CVE-2021-24566: 
WordPress vulnerability analysis and mitigation

The WooCommerce Currency Switcher FOX WordPress plugin before version 1.3.7 contained a Local File Inclusion (LFI) vulnerability identified as CVE-2021-24566. The vulnerability was discovered during an internal audit by Marc Montpas from Jetpack Scan team and was disclosed on July 22, 2021. This security flaw affected the plugin's 'woocs' shortcode implementation (Jetpack Advisory, WPScan).

The vulnerability stems from improper handling of arguments in the render_html method used by the [woocs] shortcode. The method failed to properly validate inputs before using PHP's extract function, allowing attackers to overwrite the $pagepath variable with arbitrary file paths. The vulnerability has been assigned a CVSS v3.1 base score of 8.8 (HIGH) with the vector string CVSS:3.1/AV:N/AC:L/PR:L/UI:N/S:U/C:H/I:H/A:H. The issue is classified under CWE-22 (Improper Limitation of a Pathname to a Restricted Directory) (NVD).
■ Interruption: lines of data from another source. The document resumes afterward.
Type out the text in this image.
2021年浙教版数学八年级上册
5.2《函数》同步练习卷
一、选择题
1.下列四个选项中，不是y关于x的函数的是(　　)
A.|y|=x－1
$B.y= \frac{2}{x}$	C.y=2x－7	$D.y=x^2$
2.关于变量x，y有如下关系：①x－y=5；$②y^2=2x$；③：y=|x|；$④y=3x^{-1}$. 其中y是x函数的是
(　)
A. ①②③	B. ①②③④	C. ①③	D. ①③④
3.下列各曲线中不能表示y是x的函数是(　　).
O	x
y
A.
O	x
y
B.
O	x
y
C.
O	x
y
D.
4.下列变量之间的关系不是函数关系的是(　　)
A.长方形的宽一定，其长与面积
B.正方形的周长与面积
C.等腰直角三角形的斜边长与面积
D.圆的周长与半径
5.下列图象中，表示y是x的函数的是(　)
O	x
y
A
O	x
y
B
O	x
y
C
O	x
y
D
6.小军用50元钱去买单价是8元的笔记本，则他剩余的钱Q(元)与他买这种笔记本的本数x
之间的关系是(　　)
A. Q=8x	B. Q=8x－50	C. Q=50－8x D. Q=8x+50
The vulnerability could enable attackers to leak sensitive information such as database credentials and cryptographic keys. In some instances, it could potentially lead to arbitrary code execution. The severity of the issue is heightened because WordPress allows any logged-in users to render shortcodes, regardless of their post-editing privileges (Jetpack Advisory).

The vulnerability was patched in version 1.3.7 of the WooCommerce Currency Switcher plugin. Users running older versions are strongly encouraged to update immediately to the patched version. The fix was released on July 19, 2021, following responsible disclosure to the plugin developers (Jetpack Advisory).